- Не то что один. Дети есть, двое внуков. Они приходят сюда, а домой ко мне не спешили. Мы с женой разошлись, Машенька, а дети всегда ближе к матери. У вас, наверное, дружная семья?
- Мой отец погиб, - ответила Маша, поняв, что подразумевается под словом "дружная".
- Простите, - сдержанно произнес старик и посмотрел в окно. - День сегодня хороший, солнечный, а настроение грустное.
- Сейчас я его подниму, - в момент отозвался Коля, но был тут же остановлен:
- Не надо. Маша, вы в библиотеке работаете?
- Да. А что? - удивилась она.
- Наверное, много читаете. - Николай Васильевич задумался и, обращаясь в никуда, продолжил:
- Стихи знаете? Почитайте нам...
- Она сама пишет, - неожиданно подал голос Валера.
Маша удивленно посмотрела на него. Что это? Трепет души или желание уколоть прошлым? Но Валера лежал с закрытыми глазами. Он не мог выдержать глубоко засевшую печаль в ее взгляде. Ему хотелось притянуть Машу к себе, найти губами ее губы, уничтожить ее грусть и утолить свою жажду любви.
- Интересно, - мечтательно произнес Николай Васильевич, не выходя из задумчивости. - Почитайте, Машенька.
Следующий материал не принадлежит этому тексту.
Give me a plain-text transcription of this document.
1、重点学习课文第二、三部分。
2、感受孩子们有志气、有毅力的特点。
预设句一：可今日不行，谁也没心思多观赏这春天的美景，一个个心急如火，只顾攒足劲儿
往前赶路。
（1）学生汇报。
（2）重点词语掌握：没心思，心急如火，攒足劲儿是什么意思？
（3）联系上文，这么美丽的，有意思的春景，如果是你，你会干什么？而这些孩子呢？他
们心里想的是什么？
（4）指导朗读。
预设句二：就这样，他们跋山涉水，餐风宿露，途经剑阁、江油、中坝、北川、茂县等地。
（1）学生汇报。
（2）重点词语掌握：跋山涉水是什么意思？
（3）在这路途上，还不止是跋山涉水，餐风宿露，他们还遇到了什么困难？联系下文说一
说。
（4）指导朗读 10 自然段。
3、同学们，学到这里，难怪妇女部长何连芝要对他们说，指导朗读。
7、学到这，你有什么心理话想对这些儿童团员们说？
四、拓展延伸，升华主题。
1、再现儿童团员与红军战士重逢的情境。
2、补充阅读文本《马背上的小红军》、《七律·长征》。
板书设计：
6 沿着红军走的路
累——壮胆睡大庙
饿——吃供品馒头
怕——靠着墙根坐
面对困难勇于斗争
Что-нибудь ностальгическое...
В палате наступила тишина. Маша посмотрела на свои переплетенные пальцы, вспоминая любимых поэтов. Она мысленно подбирала стихотворение, которое бы хотела прочесть, а губы уже тихо шептали:
Как больно, милая, как странно...
Маша замолчала, смущенно нахмурившись. Здесь нельзя читать такое.
- Простите, сейчас вспомню другое.
- Зачем? Нет-нет, - запротестовал Николай Васильевич. - Продолжайте! - И, прищурив глаза, спросил:
- Это ваше творение?
- Кочетков, - понимающе улыбнулась Маша.
- Продолжайте, прошу вас, - как бы облегченно вздохнул Николай Васильевич.
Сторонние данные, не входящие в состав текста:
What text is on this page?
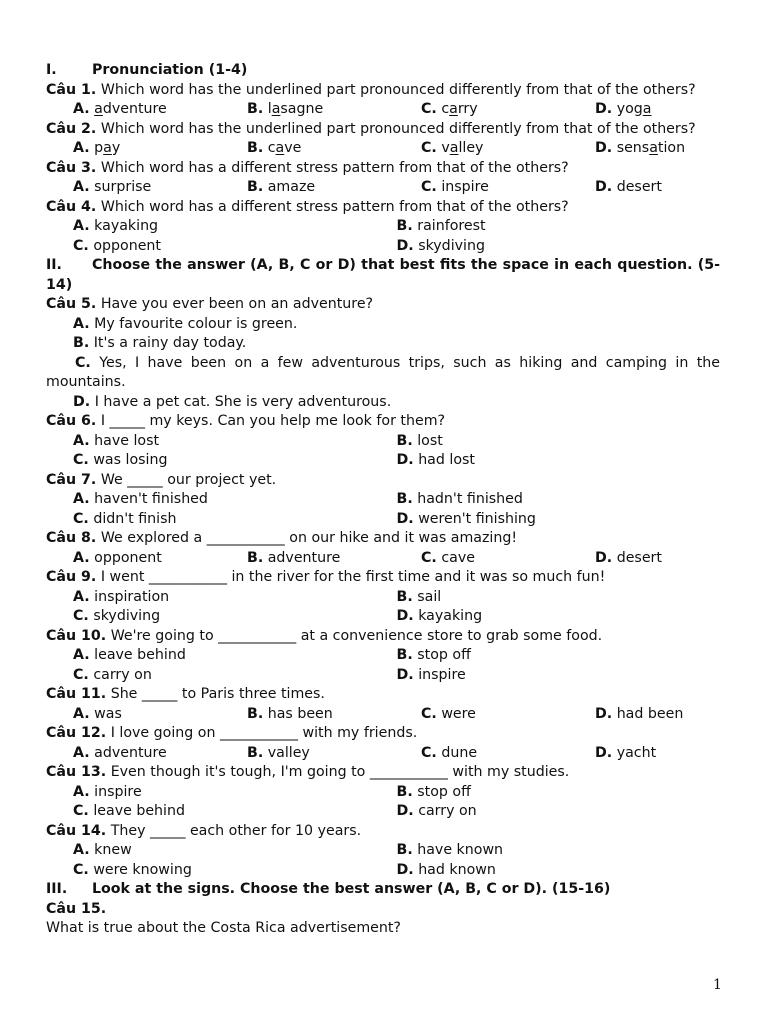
I.	Pronunciation (1-4)
Câu 1. Which word has the underlined part pronounced differently from that of the others?
A. adventure	B. lasagne	C. carry	D. yoga
Câu 2. Which word has the underlined part pronounced differently from that of the others?
A. pay	B. cave	C. valley	D. sensation
Câu 3. Which word has a different stress pattern from that of the others?
A. surprise	B. amaze	C. inspire	D. desert
Câu 4. Which word has a different stress pattern from that of the others?
A. kayaking	B. rainforest
C. opponent	D. skydiving
II.	Choose the answer (A, B, C or D) that best fits the space in each question. (5-14)
Câu 5. Have you ever been on an adventure?
A. My favourite colour is green.
B. It's a rainy day today.
C. Yes, I have been on a few adventurous trips, such as hiking and camping in the mountains.
D. I have a pet cat. She is very adventurous.
Câu 6. I _____ my keys. Can you help me look for them?
A. have lost	B. lost
C. was losing	D. had lost
Câu 7. We _____ our project yet.
A. haven't finished	B. hadn't finished
C. didn't finish	D. weren't finishing
Câu 8. We explored a ___________ on our hike and it was amazing!
A. opponent	B. adventure	C. cave	D. desert
Câu 9. I went ___________ in the river for the first time and it was so much fun!
A. inspiration	B. sail
C. skydiving	D. kayaking
Câu 10. We're going to ___________ at a convenience store to grab some food.
A. leave behind	B. stop off
C. carry on	D. inspire
Câu 11. She _____ to Paris three times.
A. was	B. has been	C. were	D. had been
Câu 12. I love going on ___________ with my friends.
A. adventure	B. valley	C. dune	D. yacht
Câu 13. Even though it's tough, I'm going to ___________ with my studies.
A. inspire	B. stop off
C. leave behind	D. carry on
Câu 14. They _____ each other for 10 years.
A. knew	B. have known
C. were knowing	D. had known
III.	Look at the signs. Choose the best answer (A, B, C or D). (15-16)
Câu 15.
What is true about the Costa Rica advertisement?
1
Выдержав паузу, чтобы собраться с духом, Маша начала читать.
Тихо, печально звучали слова, как молитва, как исповедь. Трагическая философия, замешенная на безысходности и святой надежде, плавно текла из уст девушки. Больные чутко прислушивались к голосу чтицы, боясь пропустить малейшее изменение интонации, слово, каждое из которых несло свой неповторимый смысл.
Маша положила руку на край Балериной кровати, словно нуждалась в опоре. Печальные глаза смотрели далеко за окно, и губы, как заклинание, шептали:
С любимыми не расставайтесь,
Всей кровью прорастайте в них...
Скрипнула кровать; раздраженной молнией пронеслось в воздухе немое недовольство слушателей на помеху. Маша шепотом закончила стихотворение, пряча слезы, и замолчала.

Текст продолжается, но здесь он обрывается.